FanDuel founders  launch civil action against Paddy Power Betfair

News on 16 Aug 2018

Civil litigation filed in a Scottish court this week reveals that former FanDuel CEO Nigel Eccles, along with three other founders of the company – Lesley Eccles, Tom Griffiths and Rob Jones – are unhappy with the manner in which they claim Paddy Power Betfair directors “purposely undervalued” FanDuel in the recent $465 million acquisition of the company.

The plaintiffs claim that Paddy Power Betfair stock rose 28 percent in the two weeks following the liberalisation of US sports betting by the Supreme Court in May this year, and that FanDuel’s stock valuation was not recalculated until the deal was closed.

Under the terms of the deal some of the early investors in FanDuel were guaranteed windfalls, while those who held non-preferred shares – including the plaintiffs – were not.
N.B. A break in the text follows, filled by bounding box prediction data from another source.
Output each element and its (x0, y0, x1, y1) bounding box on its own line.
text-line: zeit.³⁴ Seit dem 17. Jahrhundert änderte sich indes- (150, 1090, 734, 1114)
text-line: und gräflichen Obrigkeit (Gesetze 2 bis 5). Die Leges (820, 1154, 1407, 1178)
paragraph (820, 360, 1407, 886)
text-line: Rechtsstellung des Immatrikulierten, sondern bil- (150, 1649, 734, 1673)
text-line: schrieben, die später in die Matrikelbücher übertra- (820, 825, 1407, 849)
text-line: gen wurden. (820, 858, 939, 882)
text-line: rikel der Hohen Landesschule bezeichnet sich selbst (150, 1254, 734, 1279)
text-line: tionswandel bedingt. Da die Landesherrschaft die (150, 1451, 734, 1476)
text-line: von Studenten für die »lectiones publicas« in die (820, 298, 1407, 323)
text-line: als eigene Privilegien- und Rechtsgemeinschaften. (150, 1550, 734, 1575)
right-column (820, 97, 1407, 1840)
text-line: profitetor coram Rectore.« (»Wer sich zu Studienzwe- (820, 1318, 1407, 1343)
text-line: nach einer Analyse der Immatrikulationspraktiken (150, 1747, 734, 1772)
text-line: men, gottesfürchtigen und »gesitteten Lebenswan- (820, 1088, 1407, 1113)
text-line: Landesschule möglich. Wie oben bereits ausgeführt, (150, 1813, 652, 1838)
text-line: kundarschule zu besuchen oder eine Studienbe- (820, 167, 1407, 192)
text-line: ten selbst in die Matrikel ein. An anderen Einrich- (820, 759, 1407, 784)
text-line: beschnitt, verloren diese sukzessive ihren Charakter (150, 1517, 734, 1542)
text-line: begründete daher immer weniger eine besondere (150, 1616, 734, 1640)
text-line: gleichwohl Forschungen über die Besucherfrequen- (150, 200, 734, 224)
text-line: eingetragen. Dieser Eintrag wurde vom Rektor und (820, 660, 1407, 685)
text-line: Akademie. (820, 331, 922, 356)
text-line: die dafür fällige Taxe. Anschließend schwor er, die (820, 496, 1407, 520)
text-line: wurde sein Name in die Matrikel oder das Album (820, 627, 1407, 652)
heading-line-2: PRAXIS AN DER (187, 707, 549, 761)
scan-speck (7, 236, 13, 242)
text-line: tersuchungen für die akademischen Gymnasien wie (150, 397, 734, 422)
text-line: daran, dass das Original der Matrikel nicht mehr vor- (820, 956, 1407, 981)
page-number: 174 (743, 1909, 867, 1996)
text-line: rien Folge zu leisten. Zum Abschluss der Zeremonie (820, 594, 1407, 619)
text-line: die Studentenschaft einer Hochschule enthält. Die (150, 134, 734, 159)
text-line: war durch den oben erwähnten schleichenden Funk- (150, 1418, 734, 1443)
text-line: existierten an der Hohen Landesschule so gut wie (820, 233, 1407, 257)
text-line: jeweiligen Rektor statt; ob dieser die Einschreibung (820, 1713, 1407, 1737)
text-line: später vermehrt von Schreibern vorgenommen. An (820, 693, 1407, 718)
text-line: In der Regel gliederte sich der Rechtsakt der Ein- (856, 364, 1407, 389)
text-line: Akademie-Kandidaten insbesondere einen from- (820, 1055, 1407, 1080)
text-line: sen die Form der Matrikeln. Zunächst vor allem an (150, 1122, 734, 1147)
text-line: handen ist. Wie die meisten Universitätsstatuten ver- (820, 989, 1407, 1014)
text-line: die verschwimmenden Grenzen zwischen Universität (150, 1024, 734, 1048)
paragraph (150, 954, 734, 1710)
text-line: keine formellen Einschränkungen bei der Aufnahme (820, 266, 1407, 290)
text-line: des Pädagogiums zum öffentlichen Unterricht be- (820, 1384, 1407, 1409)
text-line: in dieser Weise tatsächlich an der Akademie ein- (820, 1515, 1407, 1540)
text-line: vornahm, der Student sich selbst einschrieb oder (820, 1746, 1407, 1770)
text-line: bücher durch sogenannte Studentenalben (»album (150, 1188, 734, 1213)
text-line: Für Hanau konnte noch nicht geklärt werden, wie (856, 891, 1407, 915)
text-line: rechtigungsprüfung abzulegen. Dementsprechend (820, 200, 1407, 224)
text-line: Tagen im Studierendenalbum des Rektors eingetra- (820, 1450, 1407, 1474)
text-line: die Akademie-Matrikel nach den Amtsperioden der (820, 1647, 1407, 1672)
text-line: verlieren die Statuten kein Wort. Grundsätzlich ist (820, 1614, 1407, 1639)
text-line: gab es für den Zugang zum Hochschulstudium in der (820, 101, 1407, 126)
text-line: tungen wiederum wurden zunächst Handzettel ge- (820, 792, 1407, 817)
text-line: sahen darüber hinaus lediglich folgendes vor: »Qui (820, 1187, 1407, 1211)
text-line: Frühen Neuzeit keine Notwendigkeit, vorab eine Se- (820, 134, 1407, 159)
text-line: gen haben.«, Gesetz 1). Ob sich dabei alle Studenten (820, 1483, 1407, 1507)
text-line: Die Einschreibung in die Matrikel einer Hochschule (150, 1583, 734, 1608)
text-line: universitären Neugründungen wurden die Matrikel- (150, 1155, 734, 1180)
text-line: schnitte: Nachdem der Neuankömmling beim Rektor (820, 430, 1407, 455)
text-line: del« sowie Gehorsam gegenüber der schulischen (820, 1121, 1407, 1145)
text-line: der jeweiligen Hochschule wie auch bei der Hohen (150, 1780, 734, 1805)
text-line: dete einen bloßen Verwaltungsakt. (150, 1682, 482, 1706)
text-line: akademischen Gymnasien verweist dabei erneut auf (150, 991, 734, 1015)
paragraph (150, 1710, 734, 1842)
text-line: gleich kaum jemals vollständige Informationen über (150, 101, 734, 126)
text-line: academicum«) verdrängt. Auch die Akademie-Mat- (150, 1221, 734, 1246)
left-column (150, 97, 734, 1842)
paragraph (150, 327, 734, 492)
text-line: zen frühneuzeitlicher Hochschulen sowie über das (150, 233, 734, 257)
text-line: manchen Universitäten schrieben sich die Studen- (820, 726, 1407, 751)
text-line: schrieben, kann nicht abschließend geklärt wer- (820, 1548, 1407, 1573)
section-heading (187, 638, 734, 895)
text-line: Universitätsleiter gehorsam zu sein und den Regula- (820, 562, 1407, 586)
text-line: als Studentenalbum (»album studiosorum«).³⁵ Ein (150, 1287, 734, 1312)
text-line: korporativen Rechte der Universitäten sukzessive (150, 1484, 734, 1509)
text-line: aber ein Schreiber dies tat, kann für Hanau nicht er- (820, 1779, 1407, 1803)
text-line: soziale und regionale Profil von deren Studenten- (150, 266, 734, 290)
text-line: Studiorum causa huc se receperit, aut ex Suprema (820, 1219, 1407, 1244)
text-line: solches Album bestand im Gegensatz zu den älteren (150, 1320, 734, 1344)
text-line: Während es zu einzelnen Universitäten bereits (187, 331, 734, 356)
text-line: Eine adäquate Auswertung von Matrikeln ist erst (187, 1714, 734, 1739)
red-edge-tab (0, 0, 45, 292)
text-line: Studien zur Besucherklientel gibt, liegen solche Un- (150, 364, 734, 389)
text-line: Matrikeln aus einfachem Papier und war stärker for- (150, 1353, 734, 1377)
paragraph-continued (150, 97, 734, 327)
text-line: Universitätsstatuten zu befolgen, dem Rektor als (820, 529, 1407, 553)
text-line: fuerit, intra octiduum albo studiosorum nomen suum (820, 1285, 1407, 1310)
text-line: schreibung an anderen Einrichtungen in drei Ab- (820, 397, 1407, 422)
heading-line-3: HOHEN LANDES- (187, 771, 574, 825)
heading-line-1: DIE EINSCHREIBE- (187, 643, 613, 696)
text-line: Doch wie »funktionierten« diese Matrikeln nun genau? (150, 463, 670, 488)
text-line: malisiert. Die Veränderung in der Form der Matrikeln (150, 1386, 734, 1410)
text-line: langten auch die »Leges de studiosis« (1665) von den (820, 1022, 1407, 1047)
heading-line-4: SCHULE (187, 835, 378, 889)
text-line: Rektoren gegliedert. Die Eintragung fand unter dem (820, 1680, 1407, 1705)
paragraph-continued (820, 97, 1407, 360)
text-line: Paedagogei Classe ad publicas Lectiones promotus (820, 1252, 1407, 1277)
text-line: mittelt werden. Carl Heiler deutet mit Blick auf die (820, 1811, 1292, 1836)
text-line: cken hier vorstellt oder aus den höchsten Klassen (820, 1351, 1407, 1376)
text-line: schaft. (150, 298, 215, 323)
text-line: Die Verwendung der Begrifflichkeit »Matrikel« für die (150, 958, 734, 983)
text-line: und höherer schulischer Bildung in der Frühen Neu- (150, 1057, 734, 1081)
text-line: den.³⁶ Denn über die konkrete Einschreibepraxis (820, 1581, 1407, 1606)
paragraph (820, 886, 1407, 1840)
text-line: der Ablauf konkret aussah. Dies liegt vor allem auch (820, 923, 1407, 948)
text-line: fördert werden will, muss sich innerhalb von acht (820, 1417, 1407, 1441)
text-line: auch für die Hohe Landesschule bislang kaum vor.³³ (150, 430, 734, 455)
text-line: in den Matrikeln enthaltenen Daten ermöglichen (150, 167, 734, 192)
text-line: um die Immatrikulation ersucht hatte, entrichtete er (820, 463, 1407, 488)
The plaintiffs are seeking around $120 million as compensation from PPB.

The plaintiffs, as founders of the company, had already departed FanDuel when the acquisition took place, but had maintained a substantial ‘non-preferred’ share arrangement, attached to FanDuel’s future outcome.

“The decision of the board not to seek and act upon a new market valuation in the face of a material event, which is likely to have significantly increased the market valuation of FanDuel, is a breach of its fiduciary duties,” the plaintiffs claim in their filing.

Following the acquisition, Paddy Power Betfair used the formerly DFS enterprise to create the sports betting focused FanDuel Group, merging FanDuel DFS and nascent sportsbook with other PPB assets in a US subsidiary designed to prosper from the newly liberalised US sports betting landscape.

PPB holds a 61 percent controlling share of the US business, an arrangement supported by powerful investors.

Paddy Power Betfair has responded to news of the litigation by commenting that the Eccles et al allegations are “not rooted in facts or reality”.

A spokesman said Wednesday: “In preparation for this deal, an exhaustive process was undertaken with the anticipation of PASPA’s likely repeal. The deal was consummated consistent with the corporate governance rules and cap table established under the former founders’ leadership.

“The facts are that this was a sound business transaction that achieved the highest valuation possible for shareholders and was the right strategic move for the company’s future.”